Le attività, svolte individualmente o in piccoli gruppi, non mirano solo al benessere fisico, ma agiscono su:
- Autonomia residua: stimolazione delle capacità motorie di base.
- Autostima: superamento dei limiti percepiti attraverso il gioco.
- Socializzazione: integrazione reale con i compagni e rispetto delle regole condivise.
Le istituzioni: «Un passo verso la città civile»

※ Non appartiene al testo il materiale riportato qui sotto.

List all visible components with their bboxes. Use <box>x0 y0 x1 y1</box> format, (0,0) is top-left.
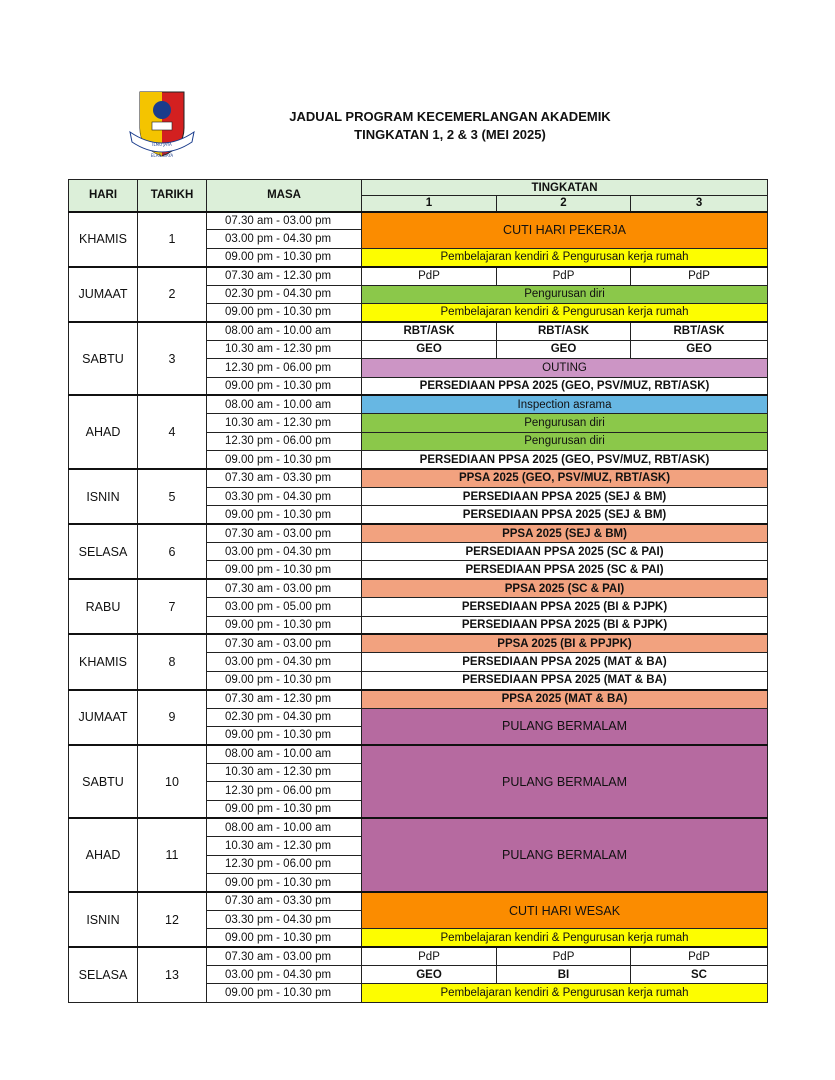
time-slot: 03.30 pm - 04.30 pm <box>207 487 362 505</box>
time-slot: 03.00 pm - 04.30 pm <box>207 966 362 984</box>
time-slot: 03.00 pm - 05.00 pm <box>207 598 362 616</box>
time-slot: 09.00 pm - 10.30 pm <box>207 800 362 818</box>
activity-cell: PERSEDIAAN PPSA 2025 (GEO, PSV/MUZ, RBT/ASK) <box>362 451 768 469</box>
time-slot: 08.00 am - 10.00 am <box>207 395 362 413</box>
activity-cell: CUTI HARI PEKERJA <box>362 212 768 249</box>
title-line-2: TINGKATAN 1, 2 & 3 (MEI 2025) <box>354 127 546 142</box>
activity-cell: PERSEDIAAN PPSA 2025 (SC & PAI) <box>362 543 768 561</box>
activity-cell: CUTI HARI WESAK <box>362 892 768 929</box>
activity-cell: Pembelajaran kendiri & Pengurusan kerja rumah <box>362 929 768 947</box>
time-slot: 09.00 pm - 10.30 pm <box>207 616 362 634</box>
header-tingkatan-3: 3 <box>631 196 768 212</box>
activity-cell-t3: PdP <box>631 947 768 965</box>
time-slot: 03.00 pm - 04.30 pm <box>207 653 362 671</box>
activity-cell-t3: SC <box>631 966 768 984</box>
activity-cell: Pembelajaran kendiri & Pengurusan kerja rumah <box>362 303 768 321</box>
time-slot: 03.00 pm - 04.30 pm <box>207 230 362 248</box>
day-date: 7 <box>138 579 207 634</box>
day-date: 11 <box>138 818 207 892</box>
activity-cell: PPSA 2025 (SC & PAI) <box>362 579 768 597</box>
day-date: 2 <box>138 267 207 322</box>
time-slot: 02.30 pm - 04.30 pm <box>207 285 362 303</box>
day-name: KHAMIS <box>69 212 138 267</box>
activity-cell-t2: GEO <box>497 340 631 358</box>
activity-cell: PULANG BERMALAM <box>362 745 768 819</box>
time-slot: 07.30 am - 03.00 pm <box>207 947 362 965</box>
time-slot: 12.30 pm - 06.00 pm <box>207 782 362 800</box>
time-slot: 09.00 pm - 10.30 pm <box>207 248 362 266</box>
activity-cell: Pembelajaran kendiri & Pengurusan kerja rumah <box>362 984 768 1002</box>
time-slot: 07.30 am - 03.00 pm <box>207 212 362 230</box>
svg-text:ILMU JAYA: ILMU JAYA <box>152 142 172 147</box>
activity-cell-t2: PdP <box>497 267 631 285</box>
day-date: 5 <box>138 469 207 524</box>
svg-text:ELAN GAYA: ELAN GAYA <box>150 153 174 158</box>
day-name: KHAMIS <box>69 634 138 689</box>
activity-cell-t2: PdP <box>497 947 631 965</box>
day-name: AHAD <box>69 818 138 892</box>
day-date: 1 <box>138 212 207 267</box>
page-title <box>210 108 690 144</box>
activity-cell: PERSEDIAAN PPSA 2025 (BI & PJPK) <box>362 616 768 634</box>
activity-cell-t1: PdP <box>362 947 497 965</box>
activity-cell-t1: PdP <box>362 267 497 285</box>
time-slot: 07.30 am - 03.00 pm <box>207 634 362 652</box>
time-slot: 10.30 am - 12.30 pm <box>207 763 362 781</box>
day-name: JUMAAT <box>69 267 138 322</box>
time-slot: 07.30 am - 03.30 pm <box>207 892 362 910</box>
header-tingkatan: TINGKATAN <box>362 180 768 196</box>
day-name: SABTU <box>69 745 138 819</box>
day-name: SABTU <box>69 322 138 396</box>
activity-cell: PERSEDIAAN PPSA 2025 (BI & PJPK) <box>362 598 768 616</box>
activity-cell-t2: RBT/ASK <box>497 322 631 340</box>
day-name: AHAD <box>69 395 138 469</box>
time-slot: 10.30 am - 12.30 pm <box>207 340 362 358</box>
day-name: SELASA <box>69 524 138 579</box>
activity-cell: PERSEDIAAN PPSA 2025 (MAT & BA) <box>362 653 768 671</box>
activity-cell: OUTING <box>362 359 768 377</box>
header-masa: MASA <box>207 180 362 212</box>
activity-cell-t2: BI <box>497 966 631 984</box>
time-slot: 10.30 am - 12.30 pm <box>207 414 362 432</box>
time-slot: 09.00 pm - 10.30 pm <box>207 874 362 892</box>
schedule-table <box>68 179 768 1003</box>
day-date: 12 <box>138 892 207 947</box>
day-name: SELASA <box>69 947 138 1002</box>
activity-cell: PERSEDIAAN PPSA 2025 (SEJ & BM) <box>362 487 768 505</box>
time-slot: 09.00 pm - 10.30 pm <box>207 303 362 321</box>
time-slot: 08.00 am - 10.00 am <box>207 818 362 836</box>
time-slot: 08.00 am - 10.00 am <box>207 322 362 340</box>
time-slot: 02.30 pm - 04.30 pm <box>207 708 362 726</box>
time-slot: 09.00 pm - 10.30 pm <box>207 726 362 744</box>
time-slot: 09.00 pm - 10.30 pm <box>207 506 362 524</box>
time-slot: 09.00 pm - 10.30 pm <box>207 984 362 1002</box>
day-date: 13 <box>138 947 207 1002</box>
activity-cell: PERSEDIAAN PPSA 2025 (GEO, PSV/MUZ, RBT/ASK) <box>362 377 768 395</box>
time-slot: 09.00 pm - 10.30 pm <box>207 561 362 579</box>
activity-cell-t3: RBT/ASK <box>631 322 768 340</box>
day-name: ISNIN <box>69 892 138 947</box>
day-date: 6 <box>138 524 207 579</box>
activity-cell: PULANG BERMALAM <box>362 818 768 892</box>
header-tarikh: TARIKH <box>138 180 207 212</box>
activity-cell-t1: GEO <box>362 966 497 984</box>
day-name: RABU <box>69 579 138 634</box>
activity-cell: Pembelajaran kendiri & Pengurusan kerja rumah <box>362 248 768 266</box>
header-hari: HARI <box>69 180 138 212</box>
school-crest-logo <box>128 88 196 160</box>
activity-cell-t3: PdP <box>631 267 768 285</box>
day-name: JUMAAT <box>69 690 138 745</box>
day-date: 4 <box>138 395 207 469</box>
activity-cell-t3: GEO <box>631 340 768 358</box>
time-slot: 12.30 pm - 06.00 pm <box>207 855 362 873</box>
time-slot: 07.30 am - 03.00 pm <box>207 579 362 597</box>
activity-cell-t1: GEO <box>362 340 497 358</box>
activity-cell: Pengurusan diri <box>362 432 768 450</box>
day-date: 8 <box>138 634 207 689</box>
header-tingkatan-1: 1 <box>362 196 497 212</box>
activity-cell-t1: RBT/ASK <box>362 322 497 340</box>
activity-cell: PPSA 2025 (SEJ & BM) <box>362 524 768 542</box>
time-slot: 03.30 pm - 04.30 pm <box>207 910 362 928</box>
activity-cell: PERSEDIAAN PPSA 2025 (SC & PAI) <box>362 561 768 579</box>
time-slot: 08.00 am - 10.00 am <box>207 745 362 763</box>
day-date: 10 <box>138 745 207 819</box>
activity-cell: PERSEDIAAN PPSA 2025 (MAT & BA) <box>362 671 768 689</box>
time-slot: 07.30 am - 03.00 pm <box>207 524 362 542</box>
activity-cell: PERSEDIAAN PPSA 2025 (SEJ & BM) <box>362 506 768 524</box>
time-slot: 09.00 pm - 10.30 pm <box>207 377 362 395</box>
header-tingkatan-2: 2 <box>497 196 631 212</box>
day-date: 9 <box>138 690 207 745</box>
time-slot: 09.00 pm - 10.30 pm <box>207 451 362 469</box>
activity-cell: PULANG BERMALAM <box>362 708 768 745</box>
day-date: 3 <box>138 322 207 396</box>
time-slot: 07.30 am - 12.30 pm <box>207 267 362 285</box>
time-slot: 12.30 pm - 06.00 pm <box>207 432 362 450</box>
day-name: ISNIN <box>69 469 138 524</box>
activity-cell: PPSA 2025 (BI & PPJPK) <box>362 634 768 652</box>
time-slot: 10.30 am - 12.30 pm <box>207 837 362 855</box>
activity-cell: PPSA 2025 (MAT & BA) <box>362 690 768 708</box>
activity-cell: Pengurusan diri <box>362 285 768 303</box>
time-slot: 09.00 pm - 10.30 pm <box>207 929 362 947</box>
time-slot: 07.30 am - 12.30 pm <box>207 690 362 708</box>
time-slot: 07.30 am - 03.30 pm <box>207 469 362 487</box>
time-slot: 03.00 pm - 04.30 pm <box>207 543 362 561</box>
activity-cell: PPSA 2025 (GEO, PSV/MUZ, RBT/ASK) <box>362 469 768 487</box>
time-slot: 12.30 pm - 06.00 pm <box>207 359 362 377</box>
activity-cell: Pengurusan diri <box>362 414 768 432</box>
activity-cell: Inspection asrama <box>362 395 768 413</box>
time-slot: 09.00 pm - 10.30 pm <box>207 671 362 689</box>
title-line-1: JADUAL PROGRAM KECEMERLANGAN AKADEMIK <box>289 109 611 124</box>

L’amministrazione comunale ha espresso pieno supporto all’iniziativa. Per l’assessore all’Istruzione Federico Pirone, il progetto «rimuove ostacoli concreti, costruendo una comunità dove i diritti sono universali». Visione condivisa dall’assessora allo Sport Chiara Dazzan, che ha sottolineato come la rete tra associazionismo e scuola sia l’unico modello capace di rispondere a bisogni reali.
Il dirigente scolastico dell’IC6, Leonardo Primus, ha evidenziato il valore sociale dell’operazione in un territorio complesso: «La scuola deve essere un presidio di inclusione; questo progetto pilota è solo l’inizio».
Prospettive future: verso l’istituzionalizzazione
L’obiettivo dei promotori è ora quello di non disperdere l’esperienza maturata. Giuliano Clinori (CSEN) e Alessandro Nutta (ASU) hanno ribadito l’importanza di aver formato tecnici specializzati, creando un modello esportabile in altri istituti.
La sfida finale è lanciata dal direttore generale di ASU, Nicola Di Benedetto: «Siamo pronti a coordinare una rete provinciale. Se le istituzioni pubbliche ci sosterranno, questo modello potrà essere istituzionalizzato, garantendo pari opportunità non solo in palestra, ma tra i banchi di scuola».